I think we all use CPS and "continuations" interchangably here and nobody really focusses on the "style" aspect. Strictly speaking you're correct.
And why you need it afterYield?
So that the closure iterator does not have to be wrapped in yet another closure for the event loop.
I regards CPS as "lower" than closure iterators; CPS is the underlying building blocks which allows you to implement the other.
(Yes I know it's not strictly correct)
I'm 100% sure that CPS with current version, support from compilers could be at least 2x slower.
well, i did the benchmarks and nim-cps was faster than any async implementation, the underlying wrapping for awaiting futures eats all closure iterator speed… and then you are asking why CPS
https://github.com/blackmius/uasync/blob/master/benchmark/raw_cps_throughput.nim
https://github.com/blackmius/uasync/blob/master/benchmark/throughput_async_await.nim
dont see there is no chronos comparison it is such bad perfomance i even didnt include it
nim-cps is pretty well optimized, both for memory and performance.
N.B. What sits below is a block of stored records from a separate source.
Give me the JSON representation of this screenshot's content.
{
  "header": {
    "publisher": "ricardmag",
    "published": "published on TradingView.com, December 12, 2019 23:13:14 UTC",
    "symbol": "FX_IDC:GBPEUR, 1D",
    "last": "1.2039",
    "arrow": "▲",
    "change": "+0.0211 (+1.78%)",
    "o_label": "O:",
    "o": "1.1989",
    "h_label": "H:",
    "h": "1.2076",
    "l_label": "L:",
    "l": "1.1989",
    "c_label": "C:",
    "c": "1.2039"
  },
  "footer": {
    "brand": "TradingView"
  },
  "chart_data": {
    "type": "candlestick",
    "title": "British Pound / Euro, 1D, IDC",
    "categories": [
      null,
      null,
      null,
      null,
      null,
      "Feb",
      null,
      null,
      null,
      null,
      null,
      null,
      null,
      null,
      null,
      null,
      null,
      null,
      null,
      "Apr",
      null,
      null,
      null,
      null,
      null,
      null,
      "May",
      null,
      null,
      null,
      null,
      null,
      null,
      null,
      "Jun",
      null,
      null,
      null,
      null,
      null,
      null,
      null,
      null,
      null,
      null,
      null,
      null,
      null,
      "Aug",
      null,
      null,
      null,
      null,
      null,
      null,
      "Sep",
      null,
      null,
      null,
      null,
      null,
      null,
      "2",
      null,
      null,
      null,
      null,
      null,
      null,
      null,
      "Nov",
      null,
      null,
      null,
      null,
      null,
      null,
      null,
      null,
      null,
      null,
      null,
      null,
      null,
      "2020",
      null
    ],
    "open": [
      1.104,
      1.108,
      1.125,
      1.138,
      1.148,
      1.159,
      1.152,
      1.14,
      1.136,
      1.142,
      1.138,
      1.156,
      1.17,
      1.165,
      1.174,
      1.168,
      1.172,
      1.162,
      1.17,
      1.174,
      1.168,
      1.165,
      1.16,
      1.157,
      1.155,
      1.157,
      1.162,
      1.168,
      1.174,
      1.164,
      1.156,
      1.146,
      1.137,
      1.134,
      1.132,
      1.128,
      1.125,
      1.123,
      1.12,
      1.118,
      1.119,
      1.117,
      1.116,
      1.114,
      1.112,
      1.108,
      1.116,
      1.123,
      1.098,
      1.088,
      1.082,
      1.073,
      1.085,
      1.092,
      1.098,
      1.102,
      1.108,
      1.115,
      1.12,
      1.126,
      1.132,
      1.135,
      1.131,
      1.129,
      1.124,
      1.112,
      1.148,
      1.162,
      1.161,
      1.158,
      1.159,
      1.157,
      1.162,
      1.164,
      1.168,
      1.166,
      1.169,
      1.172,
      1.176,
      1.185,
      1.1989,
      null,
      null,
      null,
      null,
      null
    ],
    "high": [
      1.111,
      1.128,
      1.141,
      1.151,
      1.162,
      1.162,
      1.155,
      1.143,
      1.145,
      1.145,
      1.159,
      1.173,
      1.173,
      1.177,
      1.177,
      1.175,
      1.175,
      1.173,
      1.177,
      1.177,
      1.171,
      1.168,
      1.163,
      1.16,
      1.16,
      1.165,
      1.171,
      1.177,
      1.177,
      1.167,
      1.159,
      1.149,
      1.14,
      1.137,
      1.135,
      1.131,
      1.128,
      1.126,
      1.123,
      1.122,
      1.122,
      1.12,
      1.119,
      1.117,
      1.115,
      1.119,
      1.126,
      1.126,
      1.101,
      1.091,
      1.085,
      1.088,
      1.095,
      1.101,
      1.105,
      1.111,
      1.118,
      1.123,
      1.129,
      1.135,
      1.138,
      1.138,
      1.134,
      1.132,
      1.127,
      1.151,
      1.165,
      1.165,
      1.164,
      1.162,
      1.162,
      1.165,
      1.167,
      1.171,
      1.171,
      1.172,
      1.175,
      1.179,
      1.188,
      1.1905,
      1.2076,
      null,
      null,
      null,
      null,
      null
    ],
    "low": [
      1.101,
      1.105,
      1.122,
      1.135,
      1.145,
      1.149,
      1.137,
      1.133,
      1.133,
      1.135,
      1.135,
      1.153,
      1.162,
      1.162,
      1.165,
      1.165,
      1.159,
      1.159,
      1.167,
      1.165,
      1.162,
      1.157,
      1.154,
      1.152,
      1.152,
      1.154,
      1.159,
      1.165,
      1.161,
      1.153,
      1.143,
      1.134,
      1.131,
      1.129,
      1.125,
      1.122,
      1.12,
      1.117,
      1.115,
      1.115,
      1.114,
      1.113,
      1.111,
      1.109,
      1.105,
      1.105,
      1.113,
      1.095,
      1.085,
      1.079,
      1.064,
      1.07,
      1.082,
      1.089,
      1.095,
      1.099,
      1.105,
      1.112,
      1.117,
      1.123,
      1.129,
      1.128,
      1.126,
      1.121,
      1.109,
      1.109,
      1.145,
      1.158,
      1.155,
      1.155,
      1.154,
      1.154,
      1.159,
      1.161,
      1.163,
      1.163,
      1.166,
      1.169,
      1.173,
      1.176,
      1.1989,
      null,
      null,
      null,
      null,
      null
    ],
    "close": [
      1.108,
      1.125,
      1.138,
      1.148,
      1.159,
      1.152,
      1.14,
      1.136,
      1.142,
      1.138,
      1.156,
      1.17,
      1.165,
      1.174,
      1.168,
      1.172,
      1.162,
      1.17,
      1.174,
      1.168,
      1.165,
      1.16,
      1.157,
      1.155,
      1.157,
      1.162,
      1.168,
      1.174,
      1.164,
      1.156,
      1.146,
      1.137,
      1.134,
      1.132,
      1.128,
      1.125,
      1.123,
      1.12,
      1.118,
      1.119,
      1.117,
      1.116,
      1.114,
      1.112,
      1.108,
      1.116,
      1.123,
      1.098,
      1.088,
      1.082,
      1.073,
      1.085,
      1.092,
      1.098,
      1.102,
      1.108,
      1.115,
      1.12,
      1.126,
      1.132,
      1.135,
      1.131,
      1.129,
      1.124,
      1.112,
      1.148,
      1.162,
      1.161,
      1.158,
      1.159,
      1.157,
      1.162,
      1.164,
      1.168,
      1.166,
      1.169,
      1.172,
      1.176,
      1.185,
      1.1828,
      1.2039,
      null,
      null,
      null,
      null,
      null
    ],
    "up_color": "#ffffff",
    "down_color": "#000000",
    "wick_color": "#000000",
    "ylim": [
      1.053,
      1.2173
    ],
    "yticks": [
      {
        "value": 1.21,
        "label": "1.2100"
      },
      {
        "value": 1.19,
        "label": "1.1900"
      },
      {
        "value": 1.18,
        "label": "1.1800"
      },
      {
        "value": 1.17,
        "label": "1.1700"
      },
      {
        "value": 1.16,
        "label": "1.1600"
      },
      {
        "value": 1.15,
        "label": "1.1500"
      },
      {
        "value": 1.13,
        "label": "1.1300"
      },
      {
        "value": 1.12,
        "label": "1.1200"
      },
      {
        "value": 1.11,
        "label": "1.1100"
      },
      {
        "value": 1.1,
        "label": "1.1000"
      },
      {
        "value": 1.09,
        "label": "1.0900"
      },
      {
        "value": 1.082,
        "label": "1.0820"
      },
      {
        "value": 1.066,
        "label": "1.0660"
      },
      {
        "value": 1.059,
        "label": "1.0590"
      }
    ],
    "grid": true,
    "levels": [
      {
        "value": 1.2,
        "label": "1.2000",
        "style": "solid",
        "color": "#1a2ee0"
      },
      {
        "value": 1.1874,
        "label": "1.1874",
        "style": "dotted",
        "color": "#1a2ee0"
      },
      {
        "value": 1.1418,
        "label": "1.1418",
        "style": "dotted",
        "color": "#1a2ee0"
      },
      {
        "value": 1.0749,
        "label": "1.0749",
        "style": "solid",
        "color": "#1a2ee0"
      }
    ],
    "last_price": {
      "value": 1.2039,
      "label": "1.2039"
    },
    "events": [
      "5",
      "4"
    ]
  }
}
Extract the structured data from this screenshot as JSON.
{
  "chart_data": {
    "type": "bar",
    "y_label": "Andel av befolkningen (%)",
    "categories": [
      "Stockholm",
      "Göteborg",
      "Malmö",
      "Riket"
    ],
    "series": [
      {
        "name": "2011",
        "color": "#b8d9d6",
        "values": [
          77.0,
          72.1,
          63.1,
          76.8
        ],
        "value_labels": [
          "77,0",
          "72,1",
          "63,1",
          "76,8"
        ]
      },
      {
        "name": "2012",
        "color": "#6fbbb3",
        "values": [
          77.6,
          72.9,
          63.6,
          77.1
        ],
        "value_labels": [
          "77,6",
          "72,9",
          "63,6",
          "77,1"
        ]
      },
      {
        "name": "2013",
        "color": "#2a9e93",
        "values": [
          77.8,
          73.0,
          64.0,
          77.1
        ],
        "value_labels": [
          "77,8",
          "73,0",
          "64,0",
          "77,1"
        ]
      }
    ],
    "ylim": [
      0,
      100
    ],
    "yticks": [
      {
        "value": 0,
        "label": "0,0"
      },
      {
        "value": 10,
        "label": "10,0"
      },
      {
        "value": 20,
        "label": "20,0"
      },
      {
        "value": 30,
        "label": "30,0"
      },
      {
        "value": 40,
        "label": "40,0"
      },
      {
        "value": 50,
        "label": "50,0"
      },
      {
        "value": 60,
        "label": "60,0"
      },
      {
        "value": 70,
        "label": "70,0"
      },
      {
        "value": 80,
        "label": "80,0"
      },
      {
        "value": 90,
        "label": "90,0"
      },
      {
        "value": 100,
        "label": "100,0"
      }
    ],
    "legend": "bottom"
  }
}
People have been doing pretty insane things with it, like spawning and completing 1 billion (as in G, 1e9) tasks on one thousand different threads consuming a mere 50Gb of memory - that is 50 bytes per task only. It also is used to run tens of tasks on an Atmel AVR Atmega8 with 2K of RAM.
Maybe you can try yasync. When integrating with libuv, its asyncRaw feature makes me feel comfortable, and I'm deeply impressed.
Here's a modified version of raw_cps_throughput.nim that uses yasync. On my machine, it's 4x faster than the original CPS implementation.
import std/monotimes
import std/deques
import yasync
type
MyCont = object of Cont[void]
var i = 0
var callSoonQueue = Deque[ptr MyCont]()
proc nop(env: ptr MyCont) {.asyncRaw.} =
callSoonQueue.addLast(env)
proc run() {.async.} =
while true:
await nop()
var j = 0
while j < 10000:
i += 1
j += 1
const coroutinesCount = 100_000
# var coroutines = newSeq[Future[void]](coroutinesCount)
for i in 0..<coroutinesCount:
# coroutines[i] = run()
discard run()
let start = getMonoTime().ticks
while i < 1_000_000_000:
if callSoonQueue.len > 0:
let c = callSoonQueue.popFirst()
c.complete()
echo i
let duration = getMonoTime().ticks - start
echo duration.float / 1_000_000, "ms"
# nim -d:release -d:danger c yasync_throughput.nim
# ./yasync_throughput
1000000000
2.866101ms
# nim -d:release -d:danger c raw_cps_throughput.nim
# ./raw_cps_throughput
1000000000
11.126889ms
CPS packs every state to corresponding function,
closure iterator transform would be better if it did this too - this way, the "local" variables that affect only a particular state can stay local in that function avoiding massive stack usage and allowing better optimizations by the underlying compiler.
There are a few other things on my wishlist for closure iterator transform as well - ie things like tail call optimization aka skipping the transformation if there's only one state (ie no await inside the async function, avoiding heap allocations etc.